When two loans advertise 4.50% and 4.70%, the natural reaction is to assume the first is cheaper. But the number in the shop window is almost always the nominal interest rate, and it hides fees, tied products and how often interest is applied. The number that lets you actually compare offers is the APR (Annual Percentage Rate), equivalent to the European TAE.
What the nominal rate is
The nominal (or note) rate is simply the percentage of interest applied to the outstanding principal, expressed annually. It is what the bank uses inside the amortization formula to compute your monthly payment. It does not include origination fees, appraisal, mandatory insurance, or the compounding frequency of the loan.
What APR is
APR is a standardized measure of the true annual cost of the loan. It rolls the nominal rate, most periodic and one-time bank fees, and the payment schedule into a single number. In the US it is defined by the Truth in Lending Act; in the EU the equivalent is the TAE and it is mandatory on every consumer credit and mortgage offer.
Worked example
Take a $10,000 personal loan for 5 years at 6% nominal. The pure monthly payment is about $193. If the lender charges a 1.5% origination fee ($150) plus a $8/month required insurance, the true annualized cost (APR) rises to roughly 8.3%. That gap between 6% and 8.3% is worth about $700 extra over the life of the loan — money you only see if you compare APRs instead of nominal rates.
When the two rates converge
On a mortgage with almost no fees and no tied products, the nominal rate and APR are very close.

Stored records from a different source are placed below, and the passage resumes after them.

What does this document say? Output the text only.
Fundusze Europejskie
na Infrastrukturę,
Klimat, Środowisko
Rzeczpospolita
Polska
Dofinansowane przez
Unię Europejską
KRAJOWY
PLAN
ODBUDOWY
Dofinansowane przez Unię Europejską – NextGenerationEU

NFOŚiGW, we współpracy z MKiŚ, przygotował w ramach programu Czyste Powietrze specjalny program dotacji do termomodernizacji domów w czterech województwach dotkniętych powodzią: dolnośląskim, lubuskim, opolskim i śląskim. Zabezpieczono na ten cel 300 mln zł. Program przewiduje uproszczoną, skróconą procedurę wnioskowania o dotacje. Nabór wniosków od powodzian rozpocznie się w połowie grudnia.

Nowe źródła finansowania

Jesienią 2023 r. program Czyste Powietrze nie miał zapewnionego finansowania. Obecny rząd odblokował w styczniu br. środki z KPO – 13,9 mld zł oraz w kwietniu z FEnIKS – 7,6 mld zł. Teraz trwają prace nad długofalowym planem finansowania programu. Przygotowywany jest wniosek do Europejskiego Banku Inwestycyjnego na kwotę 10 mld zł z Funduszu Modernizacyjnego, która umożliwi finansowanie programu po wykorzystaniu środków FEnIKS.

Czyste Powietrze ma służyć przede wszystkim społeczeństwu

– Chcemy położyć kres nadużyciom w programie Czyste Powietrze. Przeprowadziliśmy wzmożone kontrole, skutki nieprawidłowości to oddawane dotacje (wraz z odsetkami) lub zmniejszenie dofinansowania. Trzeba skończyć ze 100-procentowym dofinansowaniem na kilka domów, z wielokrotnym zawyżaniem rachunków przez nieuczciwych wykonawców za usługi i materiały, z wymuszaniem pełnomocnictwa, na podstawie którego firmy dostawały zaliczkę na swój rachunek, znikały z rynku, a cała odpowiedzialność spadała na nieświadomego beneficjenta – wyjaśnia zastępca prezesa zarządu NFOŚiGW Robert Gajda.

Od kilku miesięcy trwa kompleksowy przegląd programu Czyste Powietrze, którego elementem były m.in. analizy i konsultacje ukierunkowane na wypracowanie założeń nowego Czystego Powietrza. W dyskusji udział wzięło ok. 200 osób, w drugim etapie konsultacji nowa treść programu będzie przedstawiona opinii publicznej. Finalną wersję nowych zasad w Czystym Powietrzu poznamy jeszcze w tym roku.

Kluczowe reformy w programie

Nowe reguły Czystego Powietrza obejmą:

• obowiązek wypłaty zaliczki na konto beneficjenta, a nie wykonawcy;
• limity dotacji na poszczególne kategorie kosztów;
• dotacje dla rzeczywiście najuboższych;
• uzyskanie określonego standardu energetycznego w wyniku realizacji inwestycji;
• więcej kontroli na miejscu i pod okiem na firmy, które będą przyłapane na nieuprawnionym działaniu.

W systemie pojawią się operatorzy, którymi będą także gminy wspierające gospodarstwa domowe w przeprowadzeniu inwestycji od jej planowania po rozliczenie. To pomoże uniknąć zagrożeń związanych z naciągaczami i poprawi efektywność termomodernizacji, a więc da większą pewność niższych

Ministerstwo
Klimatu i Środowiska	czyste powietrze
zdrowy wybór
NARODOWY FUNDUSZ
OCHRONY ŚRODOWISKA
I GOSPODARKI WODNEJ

On a personal loan with required insurance, on a revolving credit card, or on a short-term loan, the gap can be huge: 20% nominal can easily translate into 30%+ APR.
Common mistakes reading an offer
- Comparing nominal rates between different lenders. That only works if fees, tied products and term are identical, which is almost never the case.
- Ignoring tied products. A lender can offer a very low nominal rate in exchange for signing life, home and payment-protection insurance. APR reflects that; nominal does not.
- Confusing quoted APR with realized APR. On an adjustable-rate loan the disclosed APR is a snapshot; if benchmark rates rise, the true APR will be higher.
- Forgetting prepayment penalties. They are optional so they do not enter APR, but they matter a lot if you plan to pay off early.
How to compare offers properly
Ask for the binding offer with all fees itemized, always look at APR, and additionally compute the total cost of the loan: sum every payment plus one-time fees. That single number is the hardest one to manipulate. Our mortgage calculator gives you monthly payment and total interest for a given nominal rate; it is a solid base to which you can add fixed fees yourself.
When a higher nominal rate can win
A slightly higher nominal rate can beat a lower one when it comes without tied products, mandatory insurance or heavy fees. APR will make that visible. Likewise, a low-rate but very long-term loan can end up costing more than a moderately higher APR with a shorter term, because interest compounds over more years.
Practical use
Before signing any credit product — mortgage, personal loan, credit card, auto financing — always ask for APR, term, payment and total cost. If a promotion highlights only the nominal rate, assume there is something important in the fees they prefer you not to notice.